Faced with the rise of low-emission zones like London’s ULEZ, and the upcoming ban on sales of new petrol and diesel cars in 2030, drivers are increasingly looking at EV options. The number of battery-operated models has also quadrupled in the past five years.

However a growing concern for wannabe EV owners, according to AA Lease, is that the rapid changes in the industry mean they risk buying a vehicle that could soon become outdated.

Fear over getting the wrong electric model may also be fuelling financial unease, with half of Brits (48%) admitting they are concerned about buying an EV outright.

The UK’s biggest EV concern is the lack of public charging points, felt by 54% of motorists. The current tally of around 44,000 points is a long way short of the Government’s target of 300,000 by 2030.

Despite rapid progress in batteries, which means new EVs claim an average range of 300 miles on a full charge, one in two prospective electric drivers (50%) still confess to ’range anxiety’ – fearing their car will break down between charges. Meanwhile one in five (20%) say they worry about having to change the battery.
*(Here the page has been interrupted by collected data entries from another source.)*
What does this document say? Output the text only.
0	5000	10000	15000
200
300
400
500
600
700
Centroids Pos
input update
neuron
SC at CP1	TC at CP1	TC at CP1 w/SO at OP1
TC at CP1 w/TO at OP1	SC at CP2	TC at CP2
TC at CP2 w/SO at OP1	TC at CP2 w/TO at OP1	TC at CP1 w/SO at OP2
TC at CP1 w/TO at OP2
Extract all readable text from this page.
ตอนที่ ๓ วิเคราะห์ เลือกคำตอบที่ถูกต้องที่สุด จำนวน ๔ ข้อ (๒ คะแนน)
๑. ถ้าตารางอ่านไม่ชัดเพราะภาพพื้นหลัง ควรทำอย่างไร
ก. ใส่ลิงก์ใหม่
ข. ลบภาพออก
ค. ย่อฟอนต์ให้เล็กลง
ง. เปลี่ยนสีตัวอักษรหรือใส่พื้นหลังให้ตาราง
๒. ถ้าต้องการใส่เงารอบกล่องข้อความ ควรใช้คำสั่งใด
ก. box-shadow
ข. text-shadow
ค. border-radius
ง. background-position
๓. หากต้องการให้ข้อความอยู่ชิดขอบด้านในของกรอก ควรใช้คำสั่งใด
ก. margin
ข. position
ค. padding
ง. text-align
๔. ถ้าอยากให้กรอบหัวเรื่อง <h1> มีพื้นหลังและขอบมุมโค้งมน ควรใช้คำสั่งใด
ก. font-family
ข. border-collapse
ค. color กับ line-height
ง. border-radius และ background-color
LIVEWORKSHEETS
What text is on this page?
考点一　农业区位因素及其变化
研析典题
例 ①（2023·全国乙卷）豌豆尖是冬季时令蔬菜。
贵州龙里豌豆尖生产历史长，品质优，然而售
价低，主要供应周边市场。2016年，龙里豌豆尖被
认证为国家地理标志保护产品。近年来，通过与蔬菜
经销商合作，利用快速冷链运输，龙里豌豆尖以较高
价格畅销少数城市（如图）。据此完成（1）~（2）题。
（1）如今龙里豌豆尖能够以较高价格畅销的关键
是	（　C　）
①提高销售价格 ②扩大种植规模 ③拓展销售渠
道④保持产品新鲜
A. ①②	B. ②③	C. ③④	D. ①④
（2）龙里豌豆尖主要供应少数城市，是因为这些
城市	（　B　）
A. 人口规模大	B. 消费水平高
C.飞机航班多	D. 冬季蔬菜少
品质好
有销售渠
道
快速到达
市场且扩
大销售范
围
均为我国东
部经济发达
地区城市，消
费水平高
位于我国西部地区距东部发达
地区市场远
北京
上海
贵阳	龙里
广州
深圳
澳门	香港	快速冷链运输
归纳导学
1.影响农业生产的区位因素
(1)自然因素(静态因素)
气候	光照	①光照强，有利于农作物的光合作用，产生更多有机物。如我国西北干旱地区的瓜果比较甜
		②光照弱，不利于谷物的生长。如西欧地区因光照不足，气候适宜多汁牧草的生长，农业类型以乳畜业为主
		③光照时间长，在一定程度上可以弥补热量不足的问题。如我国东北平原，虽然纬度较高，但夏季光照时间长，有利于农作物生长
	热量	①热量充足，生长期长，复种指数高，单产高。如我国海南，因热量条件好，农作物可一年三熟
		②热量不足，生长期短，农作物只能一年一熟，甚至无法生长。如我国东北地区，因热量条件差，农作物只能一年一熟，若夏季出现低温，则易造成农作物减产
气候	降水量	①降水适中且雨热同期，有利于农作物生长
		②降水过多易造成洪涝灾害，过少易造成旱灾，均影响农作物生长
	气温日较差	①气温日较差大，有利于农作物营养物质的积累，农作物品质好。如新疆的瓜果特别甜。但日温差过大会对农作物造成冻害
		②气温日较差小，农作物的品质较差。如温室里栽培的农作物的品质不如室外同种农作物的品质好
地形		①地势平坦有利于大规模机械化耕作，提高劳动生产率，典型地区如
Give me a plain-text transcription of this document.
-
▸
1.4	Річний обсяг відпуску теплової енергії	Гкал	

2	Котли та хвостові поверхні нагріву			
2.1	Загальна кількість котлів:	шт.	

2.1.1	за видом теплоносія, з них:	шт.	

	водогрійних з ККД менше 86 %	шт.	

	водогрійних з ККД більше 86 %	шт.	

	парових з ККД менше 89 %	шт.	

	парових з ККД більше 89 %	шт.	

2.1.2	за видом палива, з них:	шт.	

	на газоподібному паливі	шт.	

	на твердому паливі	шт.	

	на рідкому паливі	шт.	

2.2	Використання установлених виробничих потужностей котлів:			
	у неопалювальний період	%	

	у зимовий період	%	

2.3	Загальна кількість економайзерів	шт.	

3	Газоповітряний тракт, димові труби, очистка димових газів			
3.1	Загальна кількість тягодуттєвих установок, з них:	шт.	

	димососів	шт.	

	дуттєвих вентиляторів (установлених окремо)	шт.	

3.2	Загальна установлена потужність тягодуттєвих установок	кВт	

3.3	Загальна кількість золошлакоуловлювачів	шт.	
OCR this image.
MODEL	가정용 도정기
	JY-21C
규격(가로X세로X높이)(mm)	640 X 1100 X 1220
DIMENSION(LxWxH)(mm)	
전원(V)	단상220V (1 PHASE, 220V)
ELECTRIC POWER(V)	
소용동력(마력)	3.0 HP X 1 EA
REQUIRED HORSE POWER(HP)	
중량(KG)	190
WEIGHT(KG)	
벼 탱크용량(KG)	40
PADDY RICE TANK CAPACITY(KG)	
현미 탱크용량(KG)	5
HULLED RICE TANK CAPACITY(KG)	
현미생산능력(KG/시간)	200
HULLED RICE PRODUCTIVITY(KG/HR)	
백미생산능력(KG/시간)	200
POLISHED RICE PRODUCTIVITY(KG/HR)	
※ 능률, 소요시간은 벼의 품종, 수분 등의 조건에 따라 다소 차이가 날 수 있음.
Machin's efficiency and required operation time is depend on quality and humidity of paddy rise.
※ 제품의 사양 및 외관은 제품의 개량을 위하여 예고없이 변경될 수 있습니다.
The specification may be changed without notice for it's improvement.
Martin Smith, director at AA Lease,  comments: “With 2030 in sight and the writing on the wall for new petrol and diesel cars, millions of UK motorists are sizing up an electric vehicle for the first time.

“The number of EV models has grown significantly in the last few years, and while this gives drivers extra choice it could also lead to worries that they will make the wrong decision when switching over to electric.

“Nobody wants to pay for a car that they feel might end up behind the times, and with EVs evolving quickly it’s understandable that some consumers are concerned about jumping in feet first.”